Beraber çok şey yaşadı erkek arkadaşıyla ,Çok konuştu,çok paylaştı,sevdiler birbirlerini,delice gezdiler,dert ortağı oldular,dost oldular,yandaş oldular hatta ortak oldular.Onunlayken bir bütün gibiydiler.Çocuk onun ne istediğini gözünden anlar ve yapmaya çalışırdı,oda çocuğun ne istediğini söylemeden anlardı.Kimseyle konuşamadığı bir çok şeyi onunla konuştu çocuk çünkü o gerçekten değerliydi.Her kız erkek arkadaşıyla buluşunca cafeye gider di,Çocuk onunla öss ye hazırlanması için ders çalışırdı.Hatta dershanesine gidip hocalarıyla bile konuşmuştu.Büyük hayalleri vardı her lise çağında ki kız gibi.Büyük hayaller ama ufak istekler'i vardı.Belkide güzel olanı buydu...

Sonra o kız,boyundan büyük problemler yaşar oldu.Ailesi ve arkadaşları ona haddinden çok köstek oldu maalesef.Üstelik çocuğun hayatımdaki en kötü dönemlerden birinde bu sorunları yaşamasıysa onun ekstradan şansızlığı olmuştu.

Hayatını başkaları için yaşar oldu o zavallı kız.En başta ailesi için büyük fedakarlıklar yapmak zorunda kaldı.Çocuktan ayrıldı,sırf başkaları istemiyor diye!
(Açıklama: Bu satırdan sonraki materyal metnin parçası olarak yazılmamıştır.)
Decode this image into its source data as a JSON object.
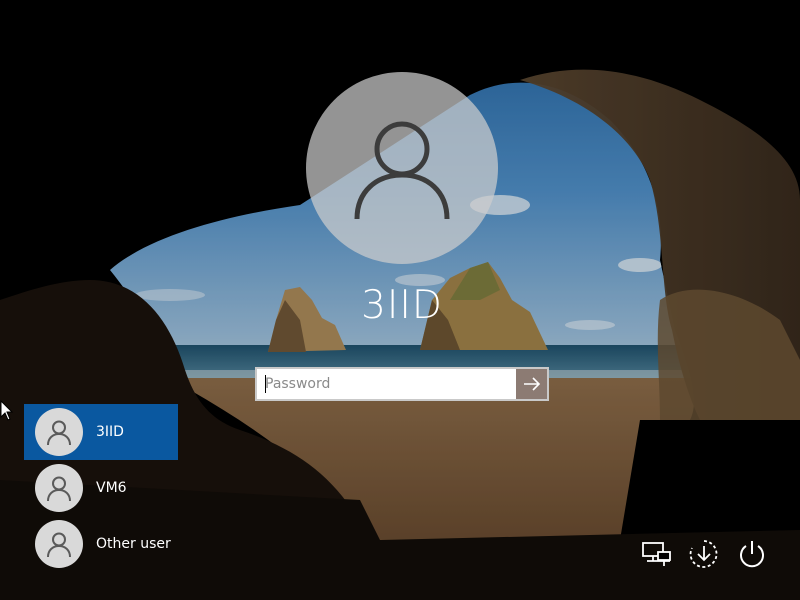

Etrafındaki insanlar da değişti haliyle,O büyük hayalleri ama küçük istekleri olan kız gitti; Küçücük hayalleri fakat büyük istekleri olan kız geldi ne yazık ki.Yanlız kaldı zavallı kız.Hemde o kadar çok yanlız kaldı ki sanırım bu yanlızlığa ne yazık ki alışacak kadar yanlızdı.Kalabalığa karışim dedi ama sadece zaman geçirebildi boş yere.Dostlarım olsun istedi ama hep menfaat peşinde arkadaşları oldu.Özledi belkide geçmişi ama bunu kendine söyleyebilecek kadar bile cesareti yoktu!

Verilen sözlerin tutulmamasına alışkındı aslında.Sadece eski aşkı verdiği her sözü tutmuştu,çünkü tutabileceği sözleri vermektir adeti.Ama daha kötüsü hala verilen sözlerin hiçbirisinin tutulmamasıydı.Verilen sözler önemlidir aslında,çünkü insan o sözleri hayal ederek yaşar kısa vadede.Fakat maalesef o sözlerin çoğu boş çıktı.İşe girmek istiyordu,her üniversiteli gibi.Fakat maalesef başka bir sorumluluğu vardı ailesine karşı ve evde yiğenine bakmaya başladı sabahtan akşama kadar.Aslında seviyordu,hatta tapıyordu yiğenine ancak acaba gerçekten öncelik O muydu?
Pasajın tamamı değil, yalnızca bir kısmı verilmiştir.